3.48 am, 12 AGOSTO 1952.

Phoebe si alzò come suo solito nel cuore della notte, e scese al pian terreno, per prendersi un bicchiere di latte fresco. Aveva caldo e aveva molta sete.

Appena scese sul giro di scale che conduceva in salotto, un refolo l'aria fresca le solleticò le caviglie.

Scese fino al divano, guardinga. Temeva che qualcuno si fosse intrufolato in casa loro. Brandì l'ombrello che aveva poggiato sul bracciolo qualche giorno prima, quando ancora c'era luce e quando era stata sorpresa da un temporale estivo mentre tornava a casa.

Si trovò davanti quello che non si sarebbe mai aspettata. La porta d'ingresso principale completamente spalancata sul buio innaturale che imperversava ad Ashley.

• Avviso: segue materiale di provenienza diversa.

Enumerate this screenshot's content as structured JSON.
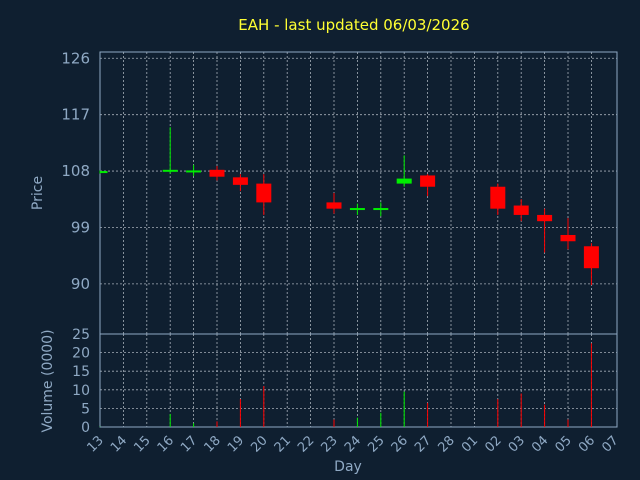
{
  "chart_data": {
    "type": "candlestick",
    "title": "EAH - last updated 06/03/2026",
    "xlabel": "Day",
    "ylabel_price": "Price",
    "ylabel_volume": "Volume (0000)",
    "x_ticks": [
      "13",
      "14",
      "15",
      "16",
      "17",
      "18",
      "19",
      "20",
      "21",
      "22",
      "23",
      "24",
      "25",
      "26",
      "27",
      "28",
      "01",
      "02",
      "03",
      "04",
      "05",
      "06",
      "07"
    ],
    "price_ticks": [
      90,
      99,
      108,
      117,
      126
    ],
    "price_ylim": [
      82,
      127
    ],
    "volume_ticks": [
      0,
      5,
      10,
      15,
      20,
      25
    ],
    "volume_ylim": [
      0,
      25
    ],
    "grid": true,
    "colors": {
      "up": "#00ee00",
      "down": "#ff0000",
      "background": "#0f1f30",
      "axis": "#8fa9c4",
      "title": "#ffff33"
    },
    "candles": [
      {
        "day": "13",
        "open": 107.8,
        "high": 108.1,
        "low": 107.6,
        "close": 108.0,
        "volume": 0.1
      },
      {
        "day": "16",
        "open": 107.9,
        "high": 115.0,
        "low": 107.6,
        "close": 108.2,
        "volume": 3.5
      },
      {
        "day": "17",
        "open": 107.9,
        "high": 109.0,
        "low": 107.2,
        "close": 108.1,
        "volume": 1.0
      },
      {
        "day": "18",
        "open": 108.2,
        "high": 108.8,
        "low": 106.5,
        "close": 107.1,
        "volume": 1.5
      },
      {
        "day": "19",
        "open": 107.0,
        "high": 107.5,
        "low": 104.8,
        "close": 105.8,
        "volume": 7.5
      },
      {
        "day": "20",
        "open": 106.0,
        "high": 107.5,
        "low": 101.0,
        "close": 103.0,
        "volume": 11.0
      },
      {
        "day": "23",
        "open": 103.0,
        "high": 104.5,
        "low": 101.2,
        "close": 102.0,
        "volume": 2.0
      },
      {
        "day": "24",
        "open": 101.9,
        "high": 102.8,
        "low": 101.0,
        "close": 102.1,
        "volume": 2.5
      },
      {
        "day": "25",
        "open": 101.9,
        "high": 103.0,
        "low": 100.8,
        "close": 102.1,
        "volume": 3.8
      },
      {
        "day": "26",
        "open": 106.0,
        "high": 110.5,
        "low": 105.5,
        "close": 106.8,
        "volume": 9.5
      },
      {
        "day": "27",
        "open": 107.3,
        "high": 107.5,
        "low": 104.0,
        "close": 105.5,
        "volume": 6.5
      },
      {
        "day": "02",
        "open": 105.5,
        "high": 106.0,
        "low": 101.0,
        "close": 102.0,
        "volume": 7.5
      },
      {
        "day": "03",
        "open": 102.5,
        "high": 103.5,
        "low": 100.0,
        "close": 101.0,
        "volume": 9.0
      },
      {
        "day": "04",
        "open": 101.0,
        "high": 102.0,
        "low": 95.0,
        "close": 100.0,
        "volume": 6.0
      },
      {
        "day": "05",
        "open": 97.8,
        "high": 100.5,
        "low": 95.5,
        "close": 96.8,
        "volume": 2.0
      },
      {
        "day": "06",
        "open": 96.0,
        "high": 96.5,
        "low": 89.8,
        "close": 92.5,
        "volume": 22.5
      }
    ]
  }
}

Le vennero in mente le parole di sua figlia.

devo andare con loro, devo unirmi a loro.

Corse di nuovo su per le scale, e spalancò di botto la porta della camera di sua figlia.

Hope non c'era più.

Hope era andata con loro.

Un gemito di dolore si levò alto in Ashley e Phoebe capì che non era solo sua figlia ad essersi unita a loro.